The british ale one looks sorta like a hefe and doesn't taste like I imagined it would. Anyone have experience with the british ale yeast? Also, is it normal for two different yeasts to produce such different colored beer using the same wort?

Thanks

I can't comment on those two yeasts since I have never used them, but I believe what you are seeing is that one yeast was a lot more flocculant than the other. The british one sounds like it still has a lot of yeast in suspension and that is making it cloudy and appear lighter in color.

When the british yeast finally settles, you will probably have two batches of beer that are the same color, but they will almost certainly not taste the same.
 
Pretty much what Walker said sounds right. I have used the 1968 before and it ferments fast and flocculates like crazy. My ESB was crazy clear after 5 days in primary. It seriously looked like I had already cold crashed it. Give the batch with the 1098 some time to floc out and the color should look the same.

On the Wyeast site it list the flocculation properties of 1968 as "Very High" and 1098 as "Med-High". Give it some time and cold crash it :mug:
 
I use 1968 for some english porters & most of my esb's.

Yes, definitely less hop forward.
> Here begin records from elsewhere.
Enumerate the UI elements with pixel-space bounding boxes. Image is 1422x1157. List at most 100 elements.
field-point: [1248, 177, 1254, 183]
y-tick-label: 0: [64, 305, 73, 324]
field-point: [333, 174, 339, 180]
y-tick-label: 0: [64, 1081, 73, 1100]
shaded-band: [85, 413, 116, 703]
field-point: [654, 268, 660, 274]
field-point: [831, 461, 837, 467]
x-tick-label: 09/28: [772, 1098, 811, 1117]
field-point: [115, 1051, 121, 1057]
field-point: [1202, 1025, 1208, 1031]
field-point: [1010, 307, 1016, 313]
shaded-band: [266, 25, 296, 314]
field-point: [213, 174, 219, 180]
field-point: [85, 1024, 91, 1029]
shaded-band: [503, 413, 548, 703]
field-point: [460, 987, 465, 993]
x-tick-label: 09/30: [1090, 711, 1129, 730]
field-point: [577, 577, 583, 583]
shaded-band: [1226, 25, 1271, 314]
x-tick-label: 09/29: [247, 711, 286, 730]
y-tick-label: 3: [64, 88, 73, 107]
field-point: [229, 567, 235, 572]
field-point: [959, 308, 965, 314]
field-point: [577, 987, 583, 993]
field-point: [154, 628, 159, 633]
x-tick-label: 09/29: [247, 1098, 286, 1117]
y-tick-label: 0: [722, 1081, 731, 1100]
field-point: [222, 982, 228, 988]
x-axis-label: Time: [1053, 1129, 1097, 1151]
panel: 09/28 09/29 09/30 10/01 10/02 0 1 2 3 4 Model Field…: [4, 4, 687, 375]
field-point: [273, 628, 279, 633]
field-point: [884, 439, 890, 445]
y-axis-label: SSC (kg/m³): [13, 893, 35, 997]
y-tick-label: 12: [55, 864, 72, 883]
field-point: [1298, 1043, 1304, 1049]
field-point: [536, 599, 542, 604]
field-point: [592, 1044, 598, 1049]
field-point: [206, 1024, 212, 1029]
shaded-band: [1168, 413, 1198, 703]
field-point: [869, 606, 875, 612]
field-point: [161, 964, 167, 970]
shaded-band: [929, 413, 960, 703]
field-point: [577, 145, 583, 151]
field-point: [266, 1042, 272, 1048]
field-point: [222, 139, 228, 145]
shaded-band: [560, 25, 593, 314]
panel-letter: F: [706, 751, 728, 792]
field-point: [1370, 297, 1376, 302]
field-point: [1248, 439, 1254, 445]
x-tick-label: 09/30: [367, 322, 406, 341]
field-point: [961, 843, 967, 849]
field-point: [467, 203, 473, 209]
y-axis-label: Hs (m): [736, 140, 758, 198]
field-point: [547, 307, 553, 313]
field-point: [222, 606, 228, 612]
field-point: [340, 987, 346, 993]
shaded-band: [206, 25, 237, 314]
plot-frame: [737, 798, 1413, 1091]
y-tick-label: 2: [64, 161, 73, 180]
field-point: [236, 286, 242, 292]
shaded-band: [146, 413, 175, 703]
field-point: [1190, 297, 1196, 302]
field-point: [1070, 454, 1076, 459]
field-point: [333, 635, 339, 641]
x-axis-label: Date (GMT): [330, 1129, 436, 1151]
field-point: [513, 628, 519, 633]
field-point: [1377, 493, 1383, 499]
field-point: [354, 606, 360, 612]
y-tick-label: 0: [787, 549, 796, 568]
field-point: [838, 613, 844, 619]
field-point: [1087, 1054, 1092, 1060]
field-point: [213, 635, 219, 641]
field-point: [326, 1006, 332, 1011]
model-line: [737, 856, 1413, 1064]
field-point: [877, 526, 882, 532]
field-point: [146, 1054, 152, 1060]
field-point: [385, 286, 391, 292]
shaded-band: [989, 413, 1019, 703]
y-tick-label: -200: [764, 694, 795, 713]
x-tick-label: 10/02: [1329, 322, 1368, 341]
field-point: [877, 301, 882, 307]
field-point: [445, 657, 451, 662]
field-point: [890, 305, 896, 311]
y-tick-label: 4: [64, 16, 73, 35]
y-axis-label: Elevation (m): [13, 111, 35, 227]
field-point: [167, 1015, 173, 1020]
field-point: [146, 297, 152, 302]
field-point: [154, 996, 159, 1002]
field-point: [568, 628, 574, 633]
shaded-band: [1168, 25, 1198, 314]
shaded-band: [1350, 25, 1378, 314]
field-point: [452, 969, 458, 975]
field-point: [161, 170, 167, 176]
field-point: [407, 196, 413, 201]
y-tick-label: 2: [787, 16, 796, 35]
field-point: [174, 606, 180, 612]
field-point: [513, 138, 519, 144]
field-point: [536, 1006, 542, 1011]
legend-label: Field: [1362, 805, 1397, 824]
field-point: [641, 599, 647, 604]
A subtle graham cracker/ovaltine flavor... I hadn't thought about it like that, but I think that might be a good comparison. I've always said it was a round, slightly sweet malt (slightly fruity/good twangy which graham cracker/ovaltine has), with warm bread flavor. I've never been able to truly nail it down.

I do back off on crystal malts a bit when using this yeast, b/c it tends to enhance the crystal malts flavor, esp since I've moved to Marris Otter as my base grain.

It does blow very strong pear esters when fermenting and some of the esters do tend to stick around. I don't have anything I could check against right now but, I should have an ESB coming up in the late fall. (unless my buddy brews an ESB sooner than I do.) Looking forward to using both these yeasts again in the fall when I can ship yeast through the mail again.

I may resurrect this post when I have something to compare it to.